The ministers held private sessions with Iranian Foreign Minister Mohammed Javad Zarif and consulted with U.S. Secretary of State John Kerry.

France, Germany and the United States are three of the six countries designated by the U.N. Security Council to conduct the talks. The British, Russian and Chinese foreign ministers are expected to join the final push to the deadline in the coming days.

Officials described the talks as “tough” and “difficult.” They said agreement was possible but not guaranteed. Several issues appeared to still be in dispute, including the timetable for easing economic sanctions that have crippled Iran's economy.

Iran's Zarif said in a Twitter message Saturday that his country was ready to make a good deal and was waiting for its counterparts to do the same.

A senior U.S. State Department official said Saturday, "The serious but difficult work continues. We expect the pace to intensify as we assess if an understanding is possible."

Key goals

The key goals of the talks, which started two years ago, are to verifiably limit Iran’s nuclear program to ensure it cannot quickly build a nuclear weapon, and to end economic sanctions against it.

The issues are highly complex and technical, making both sides concerned about leaving the other a way out.

The sanctions are a web of measures imposed by the United Nations, the European Union, the United States and several other countries, and they have a variety of conditions and mechanisms attached to them.

Iran wants all the sanctions lifted as quickly as possible after an agreement is reached.
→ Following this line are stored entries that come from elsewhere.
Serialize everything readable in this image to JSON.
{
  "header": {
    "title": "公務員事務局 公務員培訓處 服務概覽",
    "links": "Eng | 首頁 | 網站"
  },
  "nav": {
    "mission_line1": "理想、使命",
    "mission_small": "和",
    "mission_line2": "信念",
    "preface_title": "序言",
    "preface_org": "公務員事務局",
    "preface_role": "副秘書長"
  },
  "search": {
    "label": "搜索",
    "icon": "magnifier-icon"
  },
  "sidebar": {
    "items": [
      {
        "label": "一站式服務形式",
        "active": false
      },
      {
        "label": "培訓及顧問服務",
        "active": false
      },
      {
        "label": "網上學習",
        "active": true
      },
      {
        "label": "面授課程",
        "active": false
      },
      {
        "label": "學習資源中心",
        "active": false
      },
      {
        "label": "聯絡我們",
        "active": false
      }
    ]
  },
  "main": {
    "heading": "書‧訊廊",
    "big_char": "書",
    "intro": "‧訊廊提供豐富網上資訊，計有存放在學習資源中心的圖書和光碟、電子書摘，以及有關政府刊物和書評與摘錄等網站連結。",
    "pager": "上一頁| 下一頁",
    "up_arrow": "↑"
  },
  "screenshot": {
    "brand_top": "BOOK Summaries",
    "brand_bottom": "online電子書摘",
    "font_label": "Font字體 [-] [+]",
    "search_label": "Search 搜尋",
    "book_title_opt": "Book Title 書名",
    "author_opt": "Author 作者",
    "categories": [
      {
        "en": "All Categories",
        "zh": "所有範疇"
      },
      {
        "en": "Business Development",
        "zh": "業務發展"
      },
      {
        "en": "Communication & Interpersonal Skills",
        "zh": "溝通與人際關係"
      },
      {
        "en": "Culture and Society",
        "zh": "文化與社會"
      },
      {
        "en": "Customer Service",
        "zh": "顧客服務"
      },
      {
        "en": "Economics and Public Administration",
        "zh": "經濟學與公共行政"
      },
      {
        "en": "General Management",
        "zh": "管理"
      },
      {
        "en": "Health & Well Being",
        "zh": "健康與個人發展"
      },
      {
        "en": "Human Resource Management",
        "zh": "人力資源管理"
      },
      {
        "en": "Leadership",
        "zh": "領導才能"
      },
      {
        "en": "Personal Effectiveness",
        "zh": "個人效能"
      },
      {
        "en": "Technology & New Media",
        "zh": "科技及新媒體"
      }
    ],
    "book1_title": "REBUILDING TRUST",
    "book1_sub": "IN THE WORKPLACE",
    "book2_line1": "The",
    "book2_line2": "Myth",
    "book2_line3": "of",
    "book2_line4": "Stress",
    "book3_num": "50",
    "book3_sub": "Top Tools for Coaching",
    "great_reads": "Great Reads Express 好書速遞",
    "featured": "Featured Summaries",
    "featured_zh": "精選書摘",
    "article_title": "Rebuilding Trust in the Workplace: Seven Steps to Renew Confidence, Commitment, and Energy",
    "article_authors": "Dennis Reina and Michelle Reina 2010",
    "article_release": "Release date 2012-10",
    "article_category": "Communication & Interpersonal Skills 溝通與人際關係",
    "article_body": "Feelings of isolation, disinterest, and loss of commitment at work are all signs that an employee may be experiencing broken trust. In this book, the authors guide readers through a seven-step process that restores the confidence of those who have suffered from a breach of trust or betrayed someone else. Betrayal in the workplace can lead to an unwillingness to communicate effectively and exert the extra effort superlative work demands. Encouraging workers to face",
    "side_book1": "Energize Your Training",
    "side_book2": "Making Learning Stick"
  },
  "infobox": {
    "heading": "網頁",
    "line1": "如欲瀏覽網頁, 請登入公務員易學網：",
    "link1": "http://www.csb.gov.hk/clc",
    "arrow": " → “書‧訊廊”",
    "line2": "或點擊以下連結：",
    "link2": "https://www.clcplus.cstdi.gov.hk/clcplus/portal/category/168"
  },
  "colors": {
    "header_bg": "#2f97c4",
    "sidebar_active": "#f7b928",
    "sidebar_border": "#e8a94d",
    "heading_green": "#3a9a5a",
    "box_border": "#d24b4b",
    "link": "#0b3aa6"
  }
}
The U.N. negotiators insist on a gradual lifting as Iran demonstrates it is complying with its commitments.

Analyst Trita Parsi of the National Iranian American Council said Iran will insist on at least some sanctions relief immediately.

"The Iranians, it appears like, want to make sure that the Western side agrees to one permanent measure up front, in order to signal its seriousness about seeing through this deal, not for now but for the next 10 years," Parsi said.

That could be some of the United Nations sanctions, which Kelsey Davenport of the Arms Control Association in Washington, said are particularly objectionable for Iran.

"Iran views these sanctions as illegal, and wants them lifted early in an agreement. For Iran, the U.N. Security Council sanctions carry a significant stigma. And that’s why symbolically lifting them is something that Iran has prioritized," Davenport said.

U.N. sanctions

The U.N. sanctions cover weapons, nuclear technology and items with military applications, and impose travel bans and asset freezes on some Iranian officials. The most recent U.N. sanctions, now five years old, include some financial and trade restrictions, but Davenport said they have not been the ones that have particularly hurt the Iranian economy.

“Sanctions from the United States and the EU that target the banking sector, the oil sector, investment in Iran, those are the measures that have really damaged Iran’s economy. And suspending the lifting those sanctions are what will allow Iran’s economy to rebuild," Davenport said.

But lifting those sanctions requires action by Western political leaders, including U.S. President Barack Obama, who faces strong opposition in Congress to any move to ease pressure on Iran. The president has the authority to lift or suspend many of the U.S. sanctions on his own, but he will eventually need congressional approval to end them.

That is likely years away, and officials hope opposition will ease if Iran is complying with an agreement.

In any case, none of this is expected to start until later this year. As difficult as these talks have been, they are only aimed at agreeing on what Secretary Kerry calls “the major elements,” with three more months of talks planned to work out the details.